Regimes of (Im)Mobility in the Time of Pandemic

Xiao Ma

By the end of March, 2020, in response to COVID-19, at least nine-tenths (93%) of the world’s population, or 7.2 billion people, lives in countries where national borders have been closed to non-citizens and non-residents. One week earlier, 82 countries had implemented partial or complete lockdown policies within the national borders, affecting approximately 3 billion people.
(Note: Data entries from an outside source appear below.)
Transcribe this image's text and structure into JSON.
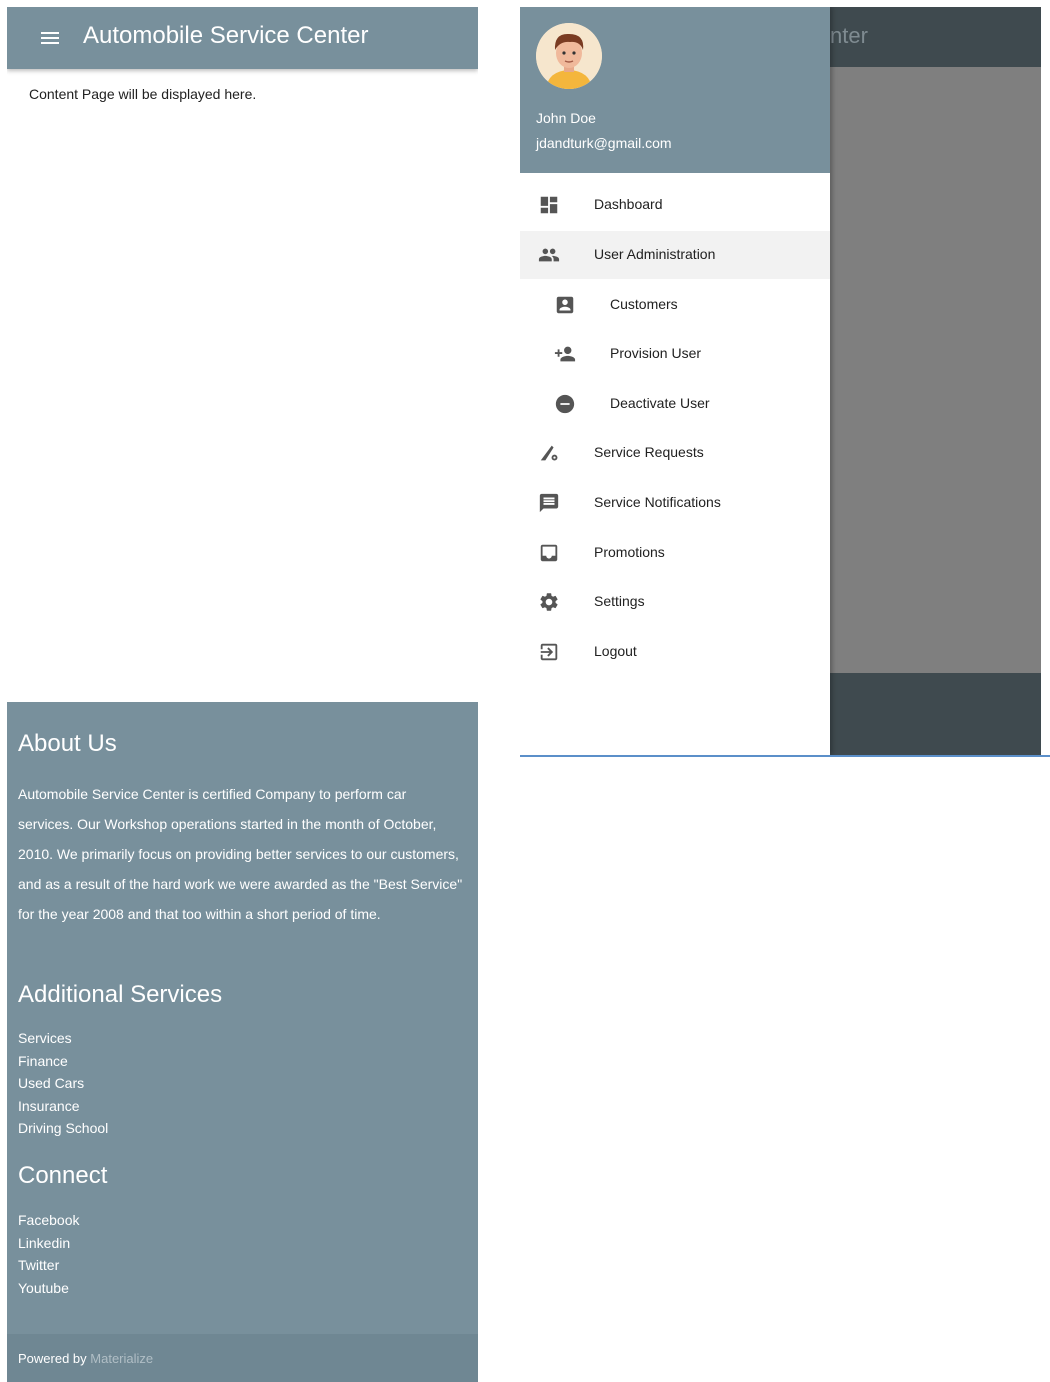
{
  "left_screen": {
    "header": {
      "menu_icon": "hamburger-menu-icon",
      "title": "Automobile Service Center"
    },
    "content": {
      "text": "Content Page will be displayed here."
    },
    "footer": {
      "about": {
        "heading": "About Us",
        "text": "Automobile Service Center is certified Company to perform car services. Our Workshop operations started in the month of October, 2010. We primarily focus on providing better services to our customers, and as a result of the hard work we were awarded as the \"Best Service\" for the year 2008 and that too within a short period of time."
      },
      "additional_services": {
        "heading": "Additional Services",
        "links": [
          "Services",
          "Finance",
          "Used Cars",
          "Insurance",
          "Driving School"
        ]
      },
      "connect": {
        "heading": "Connect",
        "links": [
          "Facebook",
          "Linkedin",
          "Twitter",
          "Youtube"
        ]
      },
      "copyright": {
        "prefix": "Powered by",
        "link": "Materialize"
      }
    }
  },
  "right_screen": {
    "background_title_fragment": "nter",
    "user": {
      "name": "John Doe",
      "email": "jdandturk@gmail.com",
      "avatar_icon": "user-avatar-icon"
    },
    "menu": [
      {
        "label": "Dashboard",
        "icon": "dashboard-icon"
      },
      {
        "label": "User Administration",
        "icon": "people-icon"
      },
      {
        "label": "Customers",
        "icon": "account-box-icon"
      },
      {
        "label": "Provision User",
        "icon": "person-add-icon"
      },
      {
        "label": "Deactivate User",
        "icon": "remove-circle-icon"
      },
      {
        "label": "Service Requests",
        "icon": "build-gear-icon"
      },
      {
        "label": "Service Notifications",
        "icon": "message-icon"
      },
      {
        "label": "Promotions",
        "icon": "inbox-icon"
      },
      {
        "label": "Settings",
        "icon": "settings-gear-icon"
      },
      {
        "label": "Logout",
        "icon": "exit-icon"
      }
    ]
  },
  "colors": {
    "primary": "#78909c",
    "dark_overlay_bar": "#3f4a4f",
    "overlay": "#7f7f7f",
    "active_item_bg": "#f2f2f2",
    "link_muted": "#b0bec5"
  }
}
The world-wide close-down can be conceived as the embodiment of ‘regimes of mobility’, which indicates changing national and international regulatory administrations and surveillance that affect individual mobility.[1] The way in which state actors classify movements has deeply shaped the way in which people conceptualise mobility and stasis. Certain types of mobile subjects are sought after, and others are frowned on.

Discrimination and the impossibility of being immobile

Lockdown means immobilities are moral and legitimate. Nevertheless, some people, even though they stay put, are still discriminated against. For instance, as disclosed on Weibo, the largest Chinese micro-blogging website, people of Wuhan origin who were healthy and had observed lockdown were nevertheless suspected, avoided, put under excessive surveillance, and even banned from entering public places in some cities, despite of local officials declaring it as ‘a very rare phenomenon’ .[2]
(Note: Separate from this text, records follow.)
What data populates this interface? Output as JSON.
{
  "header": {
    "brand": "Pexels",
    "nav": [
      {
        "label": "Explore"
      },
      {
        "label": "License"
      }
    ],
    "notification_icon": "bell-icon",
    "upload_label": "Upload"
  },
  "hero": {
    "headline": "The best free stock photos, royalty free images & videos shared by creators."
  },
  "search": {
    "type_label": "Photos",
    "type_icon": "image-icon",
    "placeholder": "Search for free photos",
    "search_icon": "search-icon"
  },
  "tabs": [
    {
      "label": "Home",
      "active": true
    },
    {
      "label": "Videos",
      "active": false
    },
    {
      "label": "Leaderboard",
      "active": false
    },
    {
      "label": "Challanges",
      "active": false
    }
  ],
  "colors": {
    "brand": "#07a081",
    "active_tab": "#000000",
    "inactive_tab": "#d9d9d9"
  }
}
There were also people wanted to stay put but were not allowed to. A Hubei truck driver experienced 20 days of ‘vagabondage’ on expressways because he had been in transit when Hubei was locked down.[3] He was not allowed to return to the province because of the lockdown, could not go to anywhere else either because of his Hubei license plate. He had to keep driving, until reaching a small city hundreds of miles away from his home with the help of a sympathetic local policeman.

“Good” mobilities and “bad” mobilities

While many nation states have temporarily closed borders to non-citizens and non-residents, China has put travel restrictions on all foreign nationals and strictly limited inflows of Chinese nationals based on the principle of ‘one airline, one flight per week’. [4] There were 1.4 million Chinese students overseas at the time of the pandemic outbreak. [5] 60% of Chinese students in the United States wished to return home immediately. But the Chinese government urged the students to stay put. [6] Repatriation has been organised but primarily for unaccompanied students younger than 18. Those who did manage to return received relentless criticism from Netizens. Returned students were condemned as ‘escapees’ and ‘people who bring the virus back home from afar’. It is forgotten many of the students had donated masks and other materials to the mother country only a few weeks earlier.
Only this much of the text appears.